11 maio, 2008

Mamãe e eu

Minha mãe sempre primou pelo silêncio. E pela fala do seu olhar, que vela as palavras quando, na minha opinião, precisam ser proferidas. E eu as espero tanto, mãe. Por isso, acho que sempre busco provocar nela risadas, contando casos e casos.

Invento até, confesso. Quem conta um conto aumenta um ponto, e para minha mãe sou capaz, acho, de pontuar exclamações em cima das reticências dela, só para guardar sua um pouquinho da sua gargalhada comigo.

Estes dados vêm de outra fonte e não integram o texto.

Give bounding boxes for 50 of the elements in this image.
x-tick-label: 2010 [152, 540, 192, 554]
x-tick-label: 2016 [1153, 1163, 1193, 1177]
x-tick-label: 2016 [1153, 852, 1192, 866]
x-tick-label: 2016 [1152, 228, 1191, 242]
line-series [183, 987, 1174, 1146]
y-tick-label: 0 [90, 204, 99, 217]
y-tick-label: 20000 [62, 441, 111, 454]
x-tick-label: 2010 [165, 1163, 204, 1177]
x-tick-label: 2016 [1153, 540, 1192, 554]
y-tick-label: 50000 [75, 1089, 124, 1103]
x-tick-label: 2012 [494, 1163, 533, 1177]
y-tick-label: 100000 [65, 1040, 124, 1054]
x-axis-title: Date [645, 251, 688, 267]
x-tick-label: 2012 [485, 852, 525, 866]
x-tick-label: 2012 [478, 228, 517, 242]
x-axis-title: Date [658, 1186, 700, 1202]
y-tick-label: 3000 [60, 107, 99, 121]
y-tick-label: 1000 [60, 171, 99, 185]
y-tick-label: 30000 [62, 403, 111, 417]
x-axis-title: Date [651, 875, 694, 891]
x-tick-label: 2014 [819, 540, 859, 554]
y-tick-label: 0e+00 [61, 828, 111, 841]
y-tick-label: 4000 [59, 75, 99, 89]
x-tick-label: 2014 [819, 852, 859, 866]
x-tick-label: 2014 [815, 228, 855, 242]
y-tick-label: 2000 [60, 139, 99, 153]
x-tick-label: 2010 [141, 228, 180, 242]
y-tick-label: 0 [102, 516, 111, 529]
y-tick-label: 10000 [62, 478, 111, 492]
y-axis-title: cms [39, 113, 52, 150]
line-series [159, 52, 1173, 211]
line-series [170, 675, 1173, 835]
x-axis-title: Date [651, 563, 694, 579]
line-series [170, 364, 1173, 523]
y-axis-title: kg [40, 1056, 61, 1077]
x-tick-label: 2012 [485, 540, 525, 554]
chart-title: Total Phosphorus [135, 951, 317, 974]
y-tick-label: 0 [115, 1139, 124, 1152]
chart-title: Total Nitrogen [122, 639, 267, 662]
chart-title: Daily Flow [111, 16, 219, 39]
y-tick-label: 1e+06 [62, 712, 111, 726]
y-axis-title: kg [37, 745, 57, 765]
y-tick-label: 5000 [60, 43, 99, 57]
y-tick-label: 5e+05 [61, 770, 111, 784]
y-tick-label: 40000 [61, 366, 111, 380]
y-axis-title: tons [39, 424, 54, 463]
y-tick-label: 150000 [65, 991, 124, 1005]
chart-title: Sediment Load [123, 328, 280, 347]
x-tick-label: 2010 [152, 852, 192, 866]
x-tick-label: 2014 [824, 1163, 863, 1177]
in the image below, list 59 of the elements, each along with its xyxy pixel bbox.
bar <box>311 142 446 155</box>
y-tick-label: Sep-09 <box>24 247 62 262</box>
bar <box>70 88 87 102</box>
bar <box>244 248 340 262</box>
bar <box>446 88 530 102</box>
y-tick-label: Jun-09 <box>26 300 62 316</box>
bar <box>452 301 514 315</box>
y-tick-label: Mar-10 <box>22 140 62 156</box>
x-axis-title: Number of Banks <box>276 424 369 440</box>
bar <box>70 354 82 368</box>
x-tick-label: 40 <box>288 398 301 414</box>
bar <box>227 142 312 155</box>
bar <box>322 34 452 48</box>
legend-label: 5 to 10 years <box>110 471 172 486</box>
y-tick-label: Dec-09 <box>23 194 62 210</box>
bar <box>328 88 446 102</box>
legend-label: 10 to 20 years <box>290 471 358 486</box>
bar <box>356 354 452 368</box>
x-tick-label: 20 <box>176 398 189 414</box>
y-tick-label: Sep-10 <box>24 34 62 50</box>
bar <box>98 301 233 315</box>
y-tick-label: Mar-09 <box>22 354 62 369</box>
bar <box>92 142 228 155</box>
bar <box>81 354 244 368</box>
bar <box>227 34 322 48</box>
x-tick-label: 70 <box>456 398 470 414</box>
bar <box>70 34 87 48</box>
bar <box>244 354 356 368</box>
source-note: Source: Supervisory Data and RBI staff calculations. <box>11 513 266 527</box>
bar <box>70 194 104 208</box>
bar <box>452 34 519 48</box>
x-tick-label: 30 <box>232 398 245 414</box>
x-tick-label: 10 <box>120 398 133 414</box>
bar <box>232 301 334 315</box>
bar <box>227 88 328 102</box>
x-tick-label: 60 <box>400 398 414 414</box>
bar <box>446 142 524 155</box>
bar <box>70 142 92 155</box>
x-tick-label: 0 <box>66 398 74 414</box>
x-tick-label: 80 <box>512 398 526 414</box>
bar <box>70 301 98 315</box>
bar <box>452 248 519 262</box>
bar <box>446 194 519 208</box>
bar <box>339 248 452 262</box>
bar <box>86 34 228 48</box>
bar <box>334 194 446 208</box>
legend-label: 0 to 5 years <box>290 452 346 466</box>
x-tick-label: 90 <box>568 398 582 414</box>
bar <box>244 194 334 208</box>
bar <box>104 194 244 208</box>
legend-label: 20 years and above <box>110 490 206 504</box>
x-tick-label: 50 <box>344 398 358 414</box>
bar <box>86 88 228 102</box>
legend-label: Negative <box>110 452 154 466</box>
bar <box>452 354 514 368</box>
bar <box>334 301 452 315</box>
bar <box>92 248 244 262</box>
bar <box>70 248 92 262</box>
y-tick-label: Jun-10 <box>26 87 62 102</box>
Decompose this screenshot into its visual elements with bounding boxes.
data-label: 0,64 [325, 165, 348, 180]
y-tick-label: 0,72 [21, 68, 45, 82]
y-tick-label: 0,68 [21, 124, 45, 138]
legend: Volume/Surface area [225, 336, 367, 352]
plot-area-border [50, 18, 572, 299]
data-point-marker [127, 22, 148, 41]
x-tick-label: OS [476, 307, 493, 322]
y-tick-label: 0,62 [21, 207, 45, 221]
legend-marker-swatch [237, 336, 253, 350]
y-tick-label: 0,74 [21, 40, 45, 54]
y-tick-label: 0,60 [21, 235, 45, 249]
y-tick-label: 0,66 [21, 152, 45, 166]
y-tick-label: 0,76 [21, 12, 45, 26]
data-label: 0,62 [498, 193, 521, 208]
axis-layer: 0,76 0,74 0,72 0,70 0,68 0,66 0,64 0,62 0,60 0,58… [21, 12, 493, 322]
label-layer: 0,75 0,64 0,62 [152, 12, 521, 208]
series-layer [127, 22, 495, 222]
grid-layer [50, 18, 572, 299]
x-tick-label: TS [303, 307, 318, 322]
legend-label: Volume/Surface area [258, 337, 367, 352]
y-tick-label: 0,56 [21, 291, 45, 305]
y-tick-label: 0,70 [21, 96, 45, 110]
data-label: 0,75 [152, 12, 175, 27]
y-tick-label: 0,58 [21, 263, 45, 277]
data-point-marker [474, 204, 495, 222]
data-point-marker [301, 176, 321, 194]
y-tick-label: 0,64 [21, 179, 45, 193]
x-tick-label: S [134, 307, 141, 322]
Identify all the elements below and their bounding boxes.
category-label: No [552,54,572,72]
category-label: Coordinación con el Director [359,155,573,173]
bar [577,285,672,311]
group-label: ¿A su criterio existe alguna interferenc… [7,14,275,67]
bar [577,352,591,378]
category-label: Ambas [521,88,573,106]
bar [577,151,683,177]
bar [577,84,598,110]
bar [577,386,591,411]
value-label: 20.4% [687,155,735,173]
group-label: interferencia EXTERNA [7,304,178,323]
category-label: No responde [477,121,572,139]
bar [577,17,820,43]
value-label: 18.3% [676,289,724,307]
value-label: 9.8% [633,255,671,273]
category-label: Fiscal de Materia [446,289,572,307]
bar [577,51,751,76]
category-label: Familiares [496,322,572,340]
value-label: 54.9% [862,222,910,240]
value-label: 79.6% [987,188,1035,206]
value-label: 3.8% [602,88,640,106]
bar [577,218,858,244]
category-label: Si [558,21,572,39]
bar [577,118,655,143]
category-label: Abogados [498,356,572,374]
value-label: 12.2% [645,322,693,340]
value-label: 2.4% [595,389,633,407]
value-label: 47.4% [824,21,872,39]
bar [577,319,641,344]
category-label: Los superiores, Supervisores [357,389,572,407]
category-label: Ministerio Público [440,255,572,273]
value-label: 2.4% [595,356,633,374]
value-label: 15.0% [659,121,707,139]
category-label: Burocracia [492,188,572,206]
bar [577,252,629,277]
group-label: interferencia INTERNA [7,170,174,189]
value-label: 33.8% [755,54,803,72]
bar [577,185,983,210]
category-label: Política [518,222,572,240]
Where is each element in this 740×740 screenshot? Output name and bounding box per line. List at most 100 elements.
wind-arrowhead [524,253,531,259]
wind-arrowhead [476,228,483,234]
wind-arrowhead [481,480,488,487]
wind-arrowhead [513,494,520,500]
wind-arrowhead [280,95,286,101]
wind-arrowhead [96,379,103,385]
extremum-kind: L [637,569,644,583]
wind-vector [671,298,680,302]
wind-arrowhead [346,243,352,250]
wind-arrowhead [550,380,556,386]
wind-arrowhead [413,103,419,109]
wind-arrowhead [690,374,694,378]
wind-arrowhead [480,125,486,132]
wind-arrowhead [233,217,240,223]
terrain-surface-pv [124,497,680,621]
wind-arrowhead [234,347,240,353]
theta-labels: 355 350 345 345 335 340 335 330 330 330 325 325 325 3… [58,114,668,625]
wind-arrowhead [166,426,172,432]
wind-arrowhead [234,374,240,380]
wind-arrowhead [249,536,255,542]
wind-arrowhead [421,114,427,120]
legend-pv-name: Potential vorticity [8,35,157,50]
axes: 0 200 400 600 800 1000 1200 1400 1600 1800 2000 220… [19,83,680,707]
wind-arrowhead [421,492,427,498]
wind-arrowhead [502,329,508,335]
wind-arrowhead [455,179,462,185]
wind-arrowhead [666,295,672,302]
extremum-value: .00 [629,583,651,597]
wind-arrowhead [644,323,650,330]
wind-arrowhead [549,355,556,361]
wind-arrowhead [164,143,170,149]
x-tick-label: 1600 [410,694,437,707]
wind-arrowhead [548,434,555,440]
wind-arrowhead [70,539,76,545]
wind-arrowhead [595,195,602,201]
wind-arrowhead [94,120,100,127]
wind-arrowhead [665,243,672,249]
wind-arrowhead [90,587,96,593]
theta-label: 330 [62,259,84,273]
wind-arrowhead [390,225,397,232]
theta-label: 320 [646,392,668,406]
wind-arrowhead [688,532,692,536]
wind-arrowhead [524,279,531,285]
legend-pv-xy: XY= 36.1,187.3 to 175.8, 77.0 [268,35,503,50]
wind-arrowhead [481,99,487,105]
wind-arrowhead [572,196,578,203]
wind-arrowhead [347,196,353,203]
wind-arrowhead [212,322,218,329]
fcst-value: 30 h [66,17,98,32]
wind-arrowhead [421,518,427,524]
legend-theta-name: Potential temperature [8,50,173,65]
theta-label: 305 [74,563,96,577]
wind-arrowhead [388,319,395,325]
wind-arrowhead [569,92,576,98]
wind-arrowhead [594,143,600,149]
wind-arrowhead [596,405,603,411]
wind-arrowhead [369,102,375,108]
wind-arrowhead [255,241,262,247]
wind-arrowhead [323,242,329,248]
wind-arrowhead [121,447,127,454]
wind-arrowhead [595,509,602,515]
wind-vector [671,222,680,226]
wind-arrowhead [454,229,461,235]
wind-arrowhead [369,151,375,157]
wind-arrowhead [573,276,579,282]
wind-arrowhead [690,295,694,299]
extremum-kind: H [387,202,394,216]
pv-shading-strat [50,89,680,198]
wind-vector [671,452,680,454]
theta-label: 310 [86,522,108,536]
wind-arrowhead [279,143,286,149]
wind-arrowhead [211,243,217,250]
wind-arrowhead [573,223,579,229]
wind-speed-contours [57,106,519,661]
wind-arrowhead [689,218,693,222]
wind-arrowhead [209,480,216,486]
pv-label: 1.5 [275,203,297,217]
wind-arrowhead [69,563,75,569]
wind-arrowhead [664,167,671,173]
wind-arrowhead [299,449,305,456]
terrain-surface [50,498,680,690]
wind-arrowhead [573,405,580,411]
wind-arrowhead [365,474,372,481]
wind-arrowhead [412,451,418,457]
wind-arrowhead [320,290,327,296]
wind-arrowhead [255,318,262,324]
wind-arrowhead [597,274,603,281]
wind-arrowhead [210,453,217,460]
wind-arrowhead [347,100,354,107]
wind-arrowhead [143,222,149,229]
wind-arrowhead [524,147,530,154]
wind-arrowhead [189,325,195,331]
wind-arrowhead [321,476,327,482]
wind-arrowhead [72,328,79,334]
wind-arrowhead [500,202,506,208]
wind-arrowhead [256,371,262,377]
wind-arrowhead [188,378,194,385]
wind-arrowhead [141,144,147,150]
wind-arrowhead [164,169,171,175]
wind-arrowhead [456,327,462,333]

Mas hoje foi diferente. No carro, nós cantamos juntos. Eram músicas do tempo dela, músicas que eu me apropriei com o tempo e algumas que ficaram no tempo. Ela, entre a rememoração das letras e a comedição da voz; eu, mais esfuziante ao volante, estimulando-a também com certa discrição para não constrangê-la diante do motorista empolgado.

Foi bonito. Entre marchinhas antigas dos salões, Ney e Nana, coroamos o Dia das Mães com a voz e o volume altos ao som de “Os sertões”, samba apresentado por uma escola chamada Em Cima da Hora em 1976. A letra, apesar de triste, é belíssima.

Interrompendo a continuidade dos versos, ela fala: “Eu sabia cantar esse samba todinho”. “Mãe, a senhora ainda sabe”, respondi. E seguimos de braços dados pelo corredor, cantando, até cada um chegar em seu quarto.

Bom ouvir a voz da minha mãe quebrar seu próprio silêncio com a música.



“Os sertões”
[Em Cima da Hora, 1976]

Marcados pela própria natureza
O Nordeste do meu Brasil
Oh! Solitário sertão
De sofrimento e solidão
A terra é seca
Mal se pode cultivar
Morrem as plantas e foge o ar
A vida é triste nesse lugar

Sertanejo é forte
Supera miséria sem fim
Sertanejo homem forte
Dizia o poeta assim

Foi no século passado
No interior da Bahia
Um homem revoltado com a sorte
Do mundo em que vivia
Ocultou-se no sertão
Espalhando a rebeldia
Se revoltando contra a lei
Que a sociedade oferecia

Os jagunços lutaram
Até o final
Defendendo Canudos
Naquela guerra fatal




10 comentários:

FlaM disse...
Este comentário foi removido pelo autor.
Carol Timm disse...

Oi Daniel,

Bonito seu dia!

Minha mãe também gostava de cantar antigas marchinhas de carnaval...

Gostei de lembrar disso...

Beijos,
Carol

Vanessa Leonardi disse...

Até hoje minha mãe canta.
Lindo o que escreveu, gostei muito daqui.
Também fiz homenagem pra minha, se gosta de ler, visite.
http://saiasdefilo.blogspot.com/
.
Beijão Daniel
.
Voltarei mais vezes
.

leila saads disse...

Concordo com a Flam, suas palavras sempre emocionam, até - ou principalmente - quando retratam momentos aparentemente simples que poderiam passar em branco, se não fosse pelo olhar atento de quem o vive.

Beijos!

Dayane Carmona Poeta disse...

Que bela homenagem..
O bom é saber ouvir além do silêncio!
Beijos :*

Anônimo disse...

Rapaz, quando vai sair o livro?
Lindo demais.
Bravo.

Grazi disse...

Lindo texto! Adorei!

Anônimo disse...

Belo texto!! Mas melhor que tudo é o sentimento que você demonstra em cada linha. Parabéns ao filho e à mãe!

beijos,
Rose

**minha mãe adora ouvir Marisa Monte :)

Camilinha disse...

Muitas vezes, a pessoa que tá mais perto é a pessoa com quem menos conversamos... por motivos diversos, claro.

Mas, muito lindo seu texto, me fez lembrar meu relacionamento com minha mãe... que é tão difícil porque nós duas somos praticamente mudas...hehe

beijos daqui...

Tudo ou nada ... disse...

Simples mas muito profundo no que quis passar.